Pour lire la tribune dont il est question : https://academic.oup.com/bioscience/article/70/1/8/5610806


10-L’engagement politique des jeunes est-il majeur selon toi ou inutile pour faire avancer notre société ?


  • C’est la base ; le problème, c’est qu’une fois qu’on est imbriqué dans le monde du travail, c’est plus dur de se reconvertir et de changer de métier. Quand on est jeune, on n’est pas encore immergé dans l’idéologie du travail ; il y a des idéologies partout, même simplement quand on pense, et il ne faut pas en avoir peur, mais on sera plongé dans une idéologie où il faut tout faire pour faire fonctionner l’économie, alors que là on a une réflexion de fond, on se demande à quoi ça sert de la faire marcher si elle ne va pas bien vieillir, et je pense qu’on doit vraiment préserver ça ; qu’on a le rôle majeur pour redéfinir la société.

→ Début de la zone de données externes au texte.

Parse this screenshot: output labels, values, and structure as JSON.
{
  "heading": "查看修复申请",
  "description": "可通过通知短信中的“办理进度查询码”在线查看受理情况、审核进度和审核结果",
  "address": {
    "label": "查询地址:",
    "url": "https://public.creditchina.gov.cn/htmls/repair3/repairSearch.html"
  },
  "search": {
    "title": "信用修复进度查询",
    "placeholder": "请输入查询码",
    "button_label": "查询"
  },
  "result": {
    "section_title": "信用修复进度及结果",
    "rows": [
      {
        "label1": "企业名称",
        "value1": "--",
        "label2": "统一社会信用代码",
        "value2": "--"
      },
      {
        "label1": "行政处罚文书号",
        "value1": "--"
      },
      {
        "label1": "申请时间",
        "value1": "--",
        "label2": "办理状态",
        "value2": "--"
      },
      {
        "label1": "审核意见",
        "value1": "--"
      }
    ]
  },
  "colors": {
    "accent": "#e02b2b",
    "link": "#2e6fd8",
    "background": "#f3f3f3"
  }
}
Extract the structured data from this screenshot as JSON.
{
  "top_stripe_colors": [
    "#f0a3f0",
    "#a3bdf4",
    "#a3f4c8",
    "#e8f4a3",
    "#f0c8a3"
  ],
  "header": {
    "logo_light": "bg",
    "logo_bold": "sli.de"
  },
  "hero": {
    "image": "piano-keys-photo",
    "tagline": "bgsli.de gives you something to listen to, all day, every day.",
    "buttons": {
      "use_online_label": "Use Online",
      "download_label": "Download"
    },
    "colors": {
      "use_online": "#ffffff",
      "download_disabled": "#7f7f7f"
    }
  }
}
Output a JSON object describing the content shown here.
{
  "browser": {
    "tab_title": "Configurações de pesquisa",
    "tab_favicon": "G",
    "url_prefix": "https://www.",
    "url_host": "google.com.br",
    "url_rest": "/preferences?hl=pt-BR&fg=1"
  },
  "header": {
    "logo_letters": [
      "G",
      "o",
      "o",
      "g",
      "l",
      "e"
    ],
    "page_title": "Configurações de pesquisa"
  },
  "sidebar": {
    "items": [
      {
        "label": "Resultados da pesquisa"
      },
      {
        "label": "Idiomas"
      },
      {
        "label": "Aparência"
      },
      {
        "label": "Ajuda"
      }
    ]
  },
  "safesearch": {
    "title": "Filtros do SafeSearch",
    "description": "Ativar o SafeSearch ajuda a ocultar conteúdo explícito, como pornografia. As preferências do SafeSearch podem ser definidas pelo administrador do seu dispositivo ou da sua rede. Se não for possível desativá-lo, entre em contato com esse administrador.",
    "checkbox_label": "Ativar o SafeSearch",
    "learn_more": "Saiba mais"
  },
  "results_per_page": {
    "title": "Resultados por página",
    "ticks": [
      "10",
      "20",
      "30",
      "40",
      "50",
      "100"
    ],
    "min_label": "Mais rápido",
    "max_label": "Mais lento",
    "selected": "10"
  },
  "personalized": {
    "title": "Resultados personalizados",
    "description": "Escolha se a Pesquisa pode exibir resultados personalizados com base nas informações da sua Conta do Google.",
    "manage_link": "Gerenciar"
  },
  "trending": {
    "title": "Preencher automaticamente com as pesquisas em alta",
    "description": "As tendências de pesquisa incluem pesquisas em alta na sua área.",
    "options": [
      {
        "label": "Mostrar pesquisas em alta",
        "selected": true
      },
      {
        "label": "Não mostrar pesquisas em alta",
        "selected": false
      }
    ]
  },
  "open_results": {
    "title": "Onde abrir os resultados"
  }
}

Photo de Loïc Venance / AFP


11-Comment concilier scolarité et engagement ?


  • C’est super conciliable ! En soi, lors de ta scolarité, tu apprends des choses, et tu ne sais même pas à quoi cela va te servir, à part pour ta note. Et si tu t’engages politiquement, tu vas comprendre pourquoi tu t’engages, tu vas apprendre à communiquer avec les gens, et ça va forcément te servir plus tard. Tu développes tes capacités relationnelles, tu rencontres de nouvelles personnes ; et je pense que m’engager politiquement, c’est la meilleure chose que j’aie faite de ma vie, sinon, je me sentirais inutile. J’ai besoin de me sentir utile même si c’est un peu égoïste de dire ça. J’ai vécu des moments très forts que je n’aurais pas vécu si je n’étais pas engagé ; je suis allé à Paris et à Bruxelles plusieurs fois, etc.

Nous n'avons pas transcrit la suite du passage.